Hello every one! If you only had a brain
Me: Thank you for calling blank pharmacy, this is Reirei how may I help you?
SC: Yes, I was wondering if you could tell me the cash price of lisinopril 40mg, 30 count?
Me: Let's see... It's $18.56 ma'am.
SC; What about with my insurance.
Me: Ma'am, you have to call the insurance company to find that out, sorry.
SC: You can't just check?
Me: No ma'am, sorry. As I said you have to call your insurace compay.
SC: Can't you call them?
Me: ...
No ma'am.SC: *sighs loudly* Thank you anyway then.
I hang up and go back to intake. About ten minutes later, the phone rings again.
Me:*the same speil as before*
SC: Can you tell me the price of lisinopril 40mg, 30 count?
Me:
Hello again ma'am, it's $18.56.SC: *sighs loudly again* Can't you just call them?
Me: Ma'am, I am sorry, but it is in violation of your privacy if I call them and ask them anything in regards to your account.
SC: Fine, thank you anyways... *hangs up*
An hour later...
Me: *same spiel as before*
SC: Can you tell me the price of lisinopril 40mg, 30 count?
Me: *thinking that she has to be kidding* Ma'am, it's still $18.56, is there anything else I can help you with?
SC: I got the number for the insurance company for you from the back of my card, are you sure you can't call them?
Me: No ma'am.
SC: Why not?
Me:
Ma'am, it's a violation of your privacy for me to do.
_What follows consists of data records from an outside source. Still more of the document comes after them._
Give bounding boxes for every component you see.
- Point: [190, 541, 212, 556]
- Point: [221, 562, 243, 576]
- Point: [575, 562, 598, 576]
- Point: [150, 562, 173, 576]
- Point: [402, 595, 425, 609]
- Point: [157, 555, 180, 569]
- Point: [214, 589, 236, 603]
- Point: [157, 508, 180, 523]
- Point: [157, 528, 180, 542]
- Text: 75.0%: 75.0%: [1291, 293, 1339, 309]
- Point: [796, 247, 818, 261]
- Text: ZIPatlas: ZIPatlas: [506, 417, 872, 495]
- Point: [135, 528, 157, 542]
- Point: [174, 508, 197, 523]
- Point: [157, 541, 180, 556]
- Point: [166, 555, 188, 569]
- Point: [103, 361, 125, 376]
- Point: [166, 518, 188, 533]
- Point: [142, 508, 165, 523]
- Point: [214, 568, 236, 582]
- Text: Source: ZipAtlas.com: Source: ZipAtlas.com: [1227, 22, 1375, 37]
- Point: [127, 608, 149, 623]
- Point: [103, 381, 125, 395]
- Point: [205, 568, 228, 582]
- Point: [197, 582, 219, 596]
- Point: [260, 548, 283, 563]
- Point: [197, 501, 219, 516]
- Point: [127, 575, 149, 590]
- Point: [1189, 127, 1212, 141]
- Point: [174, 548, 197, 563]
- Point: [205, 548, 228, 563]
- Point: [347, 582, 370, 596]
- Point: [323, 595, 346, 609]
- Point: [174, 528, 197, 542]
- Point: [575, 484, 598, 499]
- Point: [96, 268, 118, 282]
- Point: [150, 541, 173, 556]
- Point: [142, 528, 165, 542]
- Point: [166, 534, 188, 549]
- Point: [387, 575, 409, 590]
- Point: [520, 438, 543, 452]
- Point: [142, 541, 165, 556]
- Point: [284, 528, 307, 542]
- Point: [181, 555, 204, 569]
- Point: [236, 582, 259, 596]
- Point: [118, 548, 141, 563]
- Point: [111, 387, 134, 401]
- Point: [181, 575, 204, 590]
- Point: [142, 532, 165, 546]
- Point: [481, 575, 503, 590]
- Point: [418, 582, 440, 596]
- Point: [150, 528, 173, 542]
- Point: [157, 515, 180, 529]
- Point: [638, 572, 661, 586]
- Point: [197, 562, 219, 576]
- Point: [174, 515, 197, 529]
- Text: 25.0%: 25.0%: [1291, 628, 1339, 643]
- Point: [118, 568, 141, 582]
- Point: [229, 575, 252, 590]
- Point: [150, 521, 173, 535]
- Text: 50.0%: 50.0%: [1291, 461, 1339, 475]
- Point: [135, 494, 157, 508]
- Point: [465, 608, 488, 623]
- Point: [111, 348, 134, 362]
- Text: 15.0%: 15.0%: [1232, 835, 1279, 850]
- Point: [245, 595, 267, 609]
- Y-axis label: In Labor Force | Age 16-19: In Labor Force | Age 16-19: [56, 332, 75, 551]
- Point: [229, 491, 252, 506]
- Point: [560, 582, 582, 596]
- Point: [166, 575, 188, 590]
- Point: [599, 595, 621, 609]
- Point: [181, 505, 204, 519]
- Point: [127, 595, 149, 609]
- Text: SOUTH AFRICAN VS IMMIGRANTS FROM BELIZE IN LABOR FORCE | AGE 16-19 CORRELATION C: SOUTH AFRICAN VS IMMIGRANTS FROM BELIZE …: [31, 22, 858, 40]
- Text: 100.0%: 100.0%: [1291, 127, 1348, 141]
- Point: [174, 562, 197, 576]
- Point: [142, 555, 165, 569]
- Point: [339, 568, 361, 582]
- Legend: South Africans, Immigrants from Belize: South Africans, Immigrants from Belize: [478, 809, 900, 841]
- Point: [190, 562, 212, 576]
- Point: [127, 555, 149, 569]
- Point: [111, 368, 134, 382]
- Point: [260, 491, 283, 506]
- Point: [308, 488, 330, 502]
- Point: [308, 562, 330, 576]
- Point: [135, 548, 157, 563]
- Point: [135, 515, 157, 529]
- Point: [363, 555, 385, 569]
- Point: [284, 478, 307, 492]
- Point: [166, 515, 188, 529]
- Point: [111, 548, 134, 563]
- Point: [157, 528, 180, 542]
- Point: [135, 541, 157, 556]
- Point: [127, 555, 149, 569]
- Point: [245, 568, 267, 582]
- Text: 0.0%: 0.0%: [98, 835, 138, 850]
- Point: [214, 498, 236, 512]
And, I don't even know your name so I doubt I would get very far.SC: ... Okay.*hangs up*




You can't be serious...
A guy walks up to the intake window with two bottles in his hand.
Me: How may I help you?

SC: What's the difference between vitamin 1 and vitamin 2?
Me: They are virtually identical in ingrediants, only vitamin 2 has some more extra for prostate health.
SC: Well, will... *pauses*
Me: Yes?
SC: Which one will...*pauses again*
Me: Sir?
SC: Which one will help me you know... *whispers* get an erection?
Me:

Umm.... Let me get the very male pharmacist for you...Ah memories....
I was talking to one of my former coworkers from the seasonal department and he reminded me of this one. This was a few years ago in the green house of the seasonal department.
Me: *watering plants*
Polite lady or PL: Excuse me miss? I was wondering if I could ask you a few questions?
She and I start talking about starting vegetable seeding indoors, I am showing her some of the seeding sets when stupid rude b!tch comes up and litterally jams her cart in between us.
SRB: I need a sprinkler.
Me: Ma'am, they are right over there. *points to where they are very obviously displayed*
SRB: Show me.
Me: I'm sorry ma'am, I am helping another customer right now, but i can get another one of my coworkers to help you. *reaches for walkie attached to belt*
SRB: You're here right now, you help me!
Me: As I said ma'am, I am helping the lady right here, if you would like the wait a moment, then I can help you.
SRB: *SCOWLS* Forget it. I don't want your help. I can tell you are rude by your green eyes. *stomps away*
Me:

PL: Wow, you must really get some crazies.
Me:
If you only knew.

There are no stupid questions, just stupid customers.

And no, I'm not kidding
Guess your eye color means whatever you want if it'll let you get your way.